Ospite della 44esima edizione la star ha incontrato i giovani giurati del festival. Recentemente l'attore ha interpretato il film Time Out of Mind, un dramma firmato dallo sceneggiatore e regista Oren Moverman che aprirà il Toronto Film Festival e probabilmente anche il festival di Roma. La sceneggiatura risale a 25 anni fa
“Non mi fido dei politici che stimolano azione e reazione con la violenza”. Parola di Richard Gere, super ospite della 44esima edizione del Giffoni Film Festival. In perfetta forma e accompagnato dal figlio quattordicenne Homer, la star del cinema internazionale, ha incontrato i giovani giurati del festival.
“Sono molto felice di essere qui in Italia, ogni occasione per venire qui la colgo al volo. Soprattutto per un festival come questo che mette in relazione i ragazzi di tutto il mondo, poiché queste relazioni avranno un impatto incredibile sull’intero pianeta” ha affermato in apertura, dopo aver stretto la mano alla prima fila di giornalisti in sala. Carismatico e sereno, ha cominciato a parlare della sua idea di un mondo diverso, in cui non ci deve essere spazio per la violenza e ogni persona dovrebbe trovare il mondo di tenere sotto controllo la propria aggressività. La Cittadella del Cinema di Giffoni Valle Piana, in provincia di Salerno, è rimasta stregata dai suoi racconti di esperienza personale con il Dalai Lama e il maestro zen giapponese: “Mi ricordo molti anni fa l’insegnamento di un maestro giapponese zen che mi diceva di non prendere decisioni fino a quando non riesci ad abbassare il numero di respiri a sette. Con questo esercizio intendeva dimostrare che l’essere umano tende a reagire in maniera impulsiva alle cose e la prima reazione legata al momento è solo di superficie e non va profondamente nella coscienza. Non bisogna reagire subito e rimanere a livello della mente, ma bisogna andare più nel profondo fino ad acquisire una razionalità maggiore e realizzare che siamo un tutt’uno, e la violenza non ha senso. La connessione con gli altri ci porta a non essere aggressivi”.
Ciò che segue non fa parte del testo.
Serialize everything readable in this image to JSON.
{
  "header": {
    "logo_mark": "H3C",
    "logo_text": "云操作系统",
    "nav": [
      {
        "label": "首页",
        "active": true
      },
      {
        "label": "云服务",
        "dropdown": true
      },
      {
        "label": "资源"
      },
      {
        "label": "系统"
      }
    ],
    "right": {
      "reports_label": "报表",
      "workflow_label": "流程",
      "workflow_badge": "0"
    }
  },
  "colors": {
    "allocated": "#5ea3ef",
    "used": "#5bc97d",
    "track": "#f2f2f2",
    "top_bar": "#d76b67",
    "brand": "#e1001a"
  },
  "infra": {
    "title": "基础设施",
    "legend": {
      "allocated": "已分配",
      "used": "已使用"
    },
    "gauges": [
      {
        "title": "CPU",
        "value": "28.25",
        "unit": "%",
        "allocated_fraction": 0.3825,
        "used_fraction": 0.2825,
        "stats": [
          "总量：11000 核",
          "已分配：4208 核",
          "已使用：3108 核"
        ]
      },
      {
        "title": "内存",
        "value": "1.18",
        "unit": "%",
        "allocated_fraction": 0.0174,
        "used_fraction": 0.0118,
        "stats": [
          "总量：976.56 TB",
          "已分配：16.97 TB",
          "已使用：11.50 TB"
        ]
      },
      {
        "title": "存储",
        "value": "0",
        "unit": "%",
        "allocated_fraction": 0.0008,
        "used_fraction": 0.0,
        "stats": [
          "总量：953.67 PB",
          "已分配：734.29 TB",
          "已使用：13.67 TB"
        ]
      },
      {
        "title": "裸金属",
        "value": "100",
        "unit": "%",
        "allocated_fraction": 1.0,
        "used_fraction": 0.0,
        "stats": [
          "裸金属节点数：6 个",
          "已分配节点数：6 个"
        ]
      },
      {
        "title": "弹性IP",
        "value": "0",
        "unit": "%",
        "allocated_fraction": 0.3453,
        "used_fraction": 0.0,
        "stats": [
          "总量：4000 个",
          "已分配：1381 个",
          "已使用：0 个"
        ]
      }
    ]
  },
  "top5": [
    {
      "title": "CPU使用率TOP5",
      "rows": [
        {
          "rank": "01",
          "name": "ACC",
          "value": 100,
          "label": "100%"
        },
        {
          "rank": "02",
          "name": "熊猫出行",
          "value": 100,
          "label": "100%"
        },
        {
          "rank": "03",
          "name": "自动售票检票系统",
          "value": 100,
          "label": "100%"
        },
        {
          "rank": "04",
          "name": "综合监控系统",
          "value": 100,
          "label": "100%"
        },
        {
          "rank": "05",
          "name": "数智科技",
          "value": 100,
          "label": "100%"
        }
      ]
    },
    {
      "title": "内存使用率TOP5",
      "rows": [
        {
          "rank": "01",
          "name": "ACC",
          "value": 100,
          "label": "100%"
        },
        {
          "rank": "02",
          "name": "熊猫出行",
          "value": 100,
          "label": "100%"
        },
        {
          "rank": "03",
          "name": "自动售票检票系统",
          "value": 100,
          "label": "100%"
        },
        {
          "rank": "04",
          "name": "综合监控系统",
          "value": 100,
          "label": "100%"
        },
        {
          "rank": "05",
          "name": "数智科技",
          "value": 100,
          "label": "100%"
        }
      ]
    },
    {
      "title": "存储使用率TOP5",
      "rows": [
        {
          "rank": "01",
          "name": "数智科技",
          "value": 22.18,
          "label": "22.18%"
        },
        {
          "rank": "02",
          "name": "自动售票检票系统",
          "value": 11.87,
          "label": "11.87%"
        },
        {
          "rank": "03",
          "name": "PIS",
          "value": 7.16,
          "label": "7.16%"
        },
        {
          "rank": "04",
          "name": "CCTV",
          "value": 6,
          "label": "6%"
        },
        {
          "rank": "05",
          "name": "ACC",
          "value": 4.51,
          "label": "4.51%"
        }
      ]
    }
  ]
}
Ha dichiarato spesso la natura delle sue abitudini alimentari, e del suo stile di vita in linea con la religione del buddismo che ha scelto di osservare diversi anni fa. “Non sono vegetariano, mangio pollo e pesce, ma non mangio carne rossa. Forse arriverò a non mangiare del tutto alimenti di derivazione animale un giorno. Non è solo una questione di religione, siamo tutti collegati su questo pianeta e abbiamo la responsabilità di mantenerlo più integro possibile. Avevo un amico che stava per avere un figlio e ha chiesto al Dalai Lama consigli per come insegnargli i valori giusti. Egli rispose che doveva solamente spiegare che un insetto ha una vita, delle necessità, e cerca ogni giorno di guadagnarsi da vivere. Se riesci ad insegnarli questo allora gli avrai insegnato tutto”.
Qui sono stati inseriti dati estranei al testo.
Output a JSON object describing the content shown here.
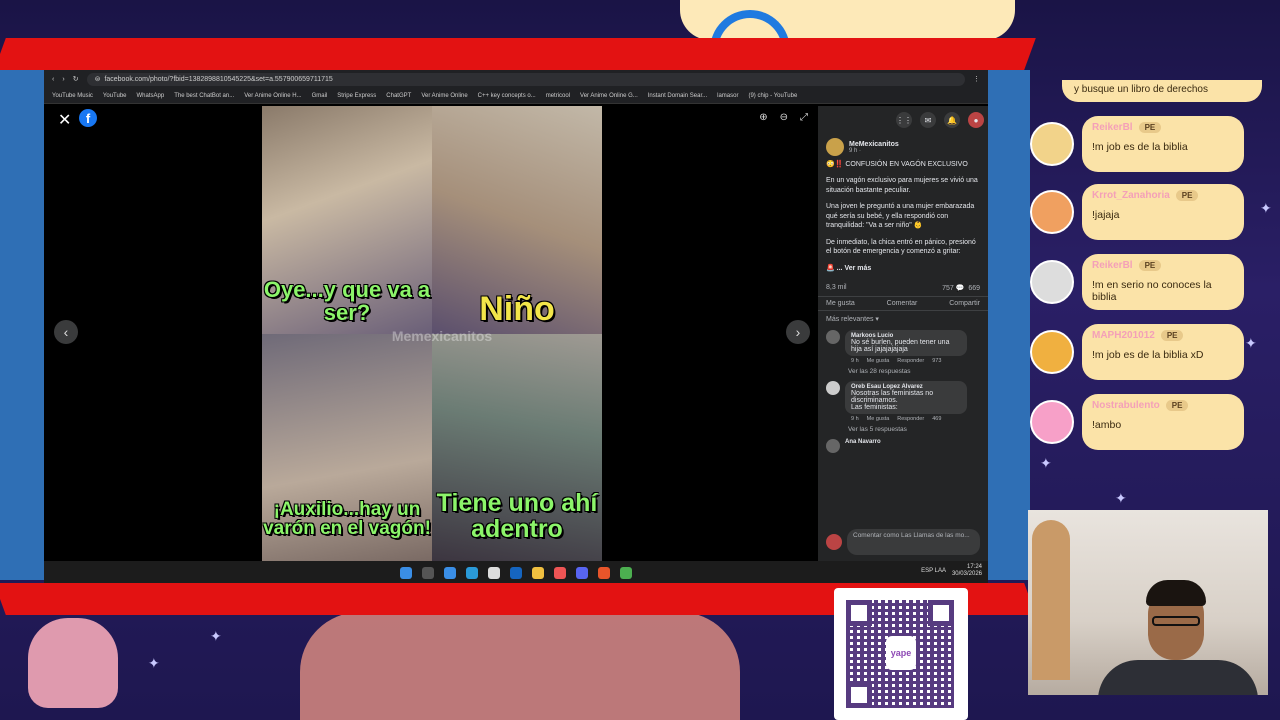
{
  "browser": {
    "url": "facebook.com/photo/?fbid=1382898810545225&set=a.557900659711715",
    "bookmarks": [
      "YouTube Music",
      "YouTube",
      "WhatsApp",
      "The best ChatBot an...",
      "Ver Anime Online H...",
      "Gmail",
      "Stripe Express",
      "ChatGPT",
      "Ver Anime Online",
      "C++ key concepts o...",
      "metricool",
      "Ver Anime Online G...",
      "Instant Domain Sear...",
      "lamasor",
      "(9) chip - YouTube"
    ]
  },
  "meme": {
    "panel1": "Oye...y que va a ser?",
    "panel2": "Niño",
    "panel3": "¡Auxilio...hay un varón en el vagón!",
    "panel4": "Tiene uno ahí adentro",
    "watermark": "Memexicanitos"
  },
  "post": {
    "author": "MeMexicanitos",
    "time": "9 h ·",
    "headline": "😳‼️ CONFUSIÓN EN VAGÓN EXCLUSIVO",
    "p1": "En un vagón exclusivo para mujeres se vivió una situación bastante peculiar.",
    "p2": "Una joven le preguntó a una mujer embarazada qué sería su bebé, y ella respondió con tranquilidad: \"Va a ser niño\" 👶",
    "p3": "De inmediato, la chica entró en pánico, presionó el botón de emergencia y comenzó a gritar:",
    "see_more": "🚨 ... Ver más",
    "reaction_count": "8,3 mil",
    "comments_count": "757",
    "shares_count": "669",
    "like_label": "Me gusta",
    "comment_label": "Comentar",
    "share_label": "Compartir",
    "filter": "Más relevantes ▾",
    "comments": [
      {
        "name": "Markoos Lucio",
        "text": "No sé burlen, pueden tener una hija así jajajajajaja",
        "time": "9 h",
        "like": "Me gusta",
        "reply": "Responder",
        "count": "973",
        "replies": "Ver las 28 respuestas"
      },
      {
        "name": "Oreb Esau Lopez Alvarez",
        "text": "Nosotras las feministas no discriminamos.",
        "extra": "Las feministas:",
        "time": "9 h",
        "like": "Me gusta",
        "reply": "Responder",
        "count": "469",
        "replies": "Ver las 5 respuestas"
      },
      {
        "name": "Ana Navarro"
      }
    ],
    "compose_placeholder": "Comentar como Las Llamas de las mo..."
  },
  "tray": {
    "lang": "ESP LAA",
    "time": "17:24",
    "date": "30/03/2026"
  },
  "chat": {
    "top_partial": "y busque un libro de derechos",
    "messages": [
      {
        "user": "ReikerBl",
        "badge": "PE",
        "msg": "!m job es de la biblia"
      },
      {
        "user": "Krrot_Zanahoria",
        "badge": "PE",
        "msg": "!jajaja"
      },
      {
        "user": "ReikerBl",
        "badge": "PE",
        "msg": "!m en serio no conoces la biblia"
      },
      {
        "user": "MAPH201012",
        "badge": "PE",
        "msg": "!m job es de la biblia xD"
      },
      {
        "user": "Nostrabulento",
        "badge": "PE",
        "msg": "!ambo"
      }
    ]
  },
  "qr": {
    "logo": "yape"
  },
  "colors": {
    "red_band": "#e31212",
    "meme_text": "#8cf56a",
    "fb_blue": "#1877f2",
    "chat_bubble": "#fbe3a8"
  }
}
Sono passati oltre trent’anni dal sensuale American Gigolò e Richard Gere vanta una carriera diversa e ricca di ruoli che lo hanno formato come attore e come artista del grande schermo. “Fare film è un lavoro meraviglioso, ma è pur sempre un lavoro. Quando sono in Europa, pensano tutti a Hollywood come un mostro vorace. Ma è solo un posto dove si fanno i film, noi dobbiamo venire a patti sempre con i nostri demoni personali e questo non c’entra con Hollywood”.
Recentemente ha interpretato il film Time Out of Mind, un dramma firmato dallo sceneggiatore e regista Oren Moverman, che racconta la storia di un newyorchese in difficoltà economiche, che si ritrova costretto a vivere in un ricovero per senza tetto. Sulla scia di La Ricerca della Felicità di Gabriele Muccino, con Will Smith come protagonista, questo film racconta la difficile esistenza di quest’uomo, tra le difficoltà burocratiche della sua condizione, e il suo percorso personale. “Il film aprirà il Toronto Film Festival e probabilmente anche il festival di Roma. La sceneggiatura originale risale a 25 anni fa. Ho pensato a come rappresentare in maniera fedele questo mondo. Ho avuto contatti con associazioni che si occupano di queste persone. Credo che New York sia l’unica città al mondo, dove per legge questa gente deve avere obbligatoriamente un letto. In questo film abbiamo voluto rappresentare il processo personale di trasformazione in un homeless e la burocrazia che ne consegue”.